I got similar messages for Redis, MySQL and Postgres... couldn't recover from backups...the buttons froze. Reboot did not work.I am hosted on Hetzner; I went to the cloud console and did a "soft" server shutdown... followed by a "hard" shutdown...and then a Restart of the server.

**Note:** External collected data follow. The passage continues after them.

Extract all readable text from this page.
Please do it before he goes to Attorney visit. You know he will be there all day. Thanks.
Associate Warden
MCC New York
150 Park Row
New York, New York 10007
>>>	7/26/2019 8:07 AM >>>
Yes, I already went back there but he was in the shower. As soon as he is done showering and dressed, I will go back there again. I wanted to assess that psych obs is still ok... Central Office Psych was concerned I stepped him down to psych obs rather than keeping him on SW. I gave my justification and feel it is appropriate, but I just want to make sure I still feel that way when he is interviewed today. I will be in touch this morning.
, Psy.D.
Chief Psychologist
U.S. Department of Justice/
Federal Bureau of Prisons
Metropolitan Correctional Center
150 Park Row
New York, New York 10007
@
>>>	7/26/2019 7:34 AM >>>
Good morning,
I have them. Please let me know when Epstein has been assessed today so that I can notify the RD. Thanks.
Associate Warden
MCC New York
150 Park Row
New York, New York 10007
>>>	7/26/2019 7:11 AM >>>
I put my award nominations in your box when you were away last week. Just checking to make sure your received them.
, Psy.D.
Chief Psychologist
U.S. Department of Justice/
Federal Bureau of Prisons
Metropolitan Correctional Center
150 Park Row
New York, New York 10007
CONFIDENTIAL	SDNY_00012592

In 5 minutes, 10 of the 13 apps had recovered gracefully. The remaining three should "error", so I reinstalled them from last backup (and lost some 18 hours of data!).
Hope this helps. -
@vova I'm having this redis problem as well with 10 apps. Did you solved it by running something or was it just a miracle?
-
@alex-adestech That was quite some debugging session
Wanted to leave some notes here... The server was an EC2 R5 xlarge instance. It worked well but when you resize any app, it will just hang. And the whole server will stop responding eventually. One curious thing was that server had 32GB and ~20GB was in buff/cache in free -m output. I have never seen kernel caching so much. We also found this backtrace in dmesg output:
INFO: task docker:111571 blocked for more than 120 seconds. "echo 0 > /proc/sys/kernel/hung_task_timeout_secs" disables this message. docker D 0000000000000000 0 111571 1 0x00000080 ffff881c01527ab0 0000000000000086 ffff881c332f5080 ffff881c01527fd8 ffff881c01527fd8 ffff881c01527fd8 ffff881c332f5080 ffff881c01527bf0 ffff881c01527bf8 7fffffffffffffff ffff881c332f5080 0000000000000000 Call Trace: [<ffffffff8163a909>] schedule+0x29/0x70 [<ffffffff816385f9>] schedule_timeout+0x209/0x2d0 [<ffffffff8108e4cd>] ? mod_timer+0x11d/0x240 [<ffffffff8163acd6>] wait_for_completion+0x116/0x170 [<ffffffff810b8c10>] ? wake_up_state+0x20/0x20 [<ffffffff810ab676>] __synchronize_srcu+0x106/0x1a0 [<ffffffff810ab190>] ? call_srcu+0x70/0x70 [<ffffffff81219ebf>] ? __sync_blockdev+0x1f/0x40 [<ffffffff810ab72d>] synchronize_srcu+0x1d/0x20 [<ffffffffa000318d>] __dm_suspend+0x5d/0x220 [dm_mod] [<ffffffffa0004c9a>] dm_suspend+0xca/0xf0 [dm_mod] [<ffffffffa0009fe0>] ? table_load+0x380/0x380 [dm_mod] [<ffffffffa000a174>] dev_suspend+0x194/0x250 [dm_mod] [<ffffffffa0009fe0>] ? table_load+0x380/0x380 [dm_mod] [<ffffffffa000aa25>] ctl_ioctl+0x255/0x500 [dm_mod] [<ffffffffa000ace3>] dm_ctl_ioctl+0x13/0x20 [dm_mod] [<ffffffff811f1ef5>] do_vfs_ioctl+0x2e5/0x4c0 [<ffffffff8128bc6e>] ? file_has_perm+0xae/0xc0 [<ffffffff811f2171>] SyS_ioctl+0xa1/0xc0 [<ffffffff816408d9>] ? do_async_page_fault+0x29/0xe0 [<ffffffff81645909>] system_call_fastpath+0x16/0x1b
Which led to this redhat article but the answer to that is locked. More debugging led to answers like this and this. The final answer was found here:
sudo sysctl -w vm.dirty_ratio=10 sudo sysctl -w vm.dirty_background_ratio=5
With the explanation "By default Linux uses up to 40% of the available memory for file system caching. After this mark has been reached the file system flushes all outstanding data to disk causing all following IOs going synchronous. For flushing out this data to disk this there is a time limit of 120 seconds by default. In the case here the IO subsystem is not fast enough to flush the data withing". Crazy After we put those settings, it actually worked (!). Still cannot believe that choosing AWS instance is that important.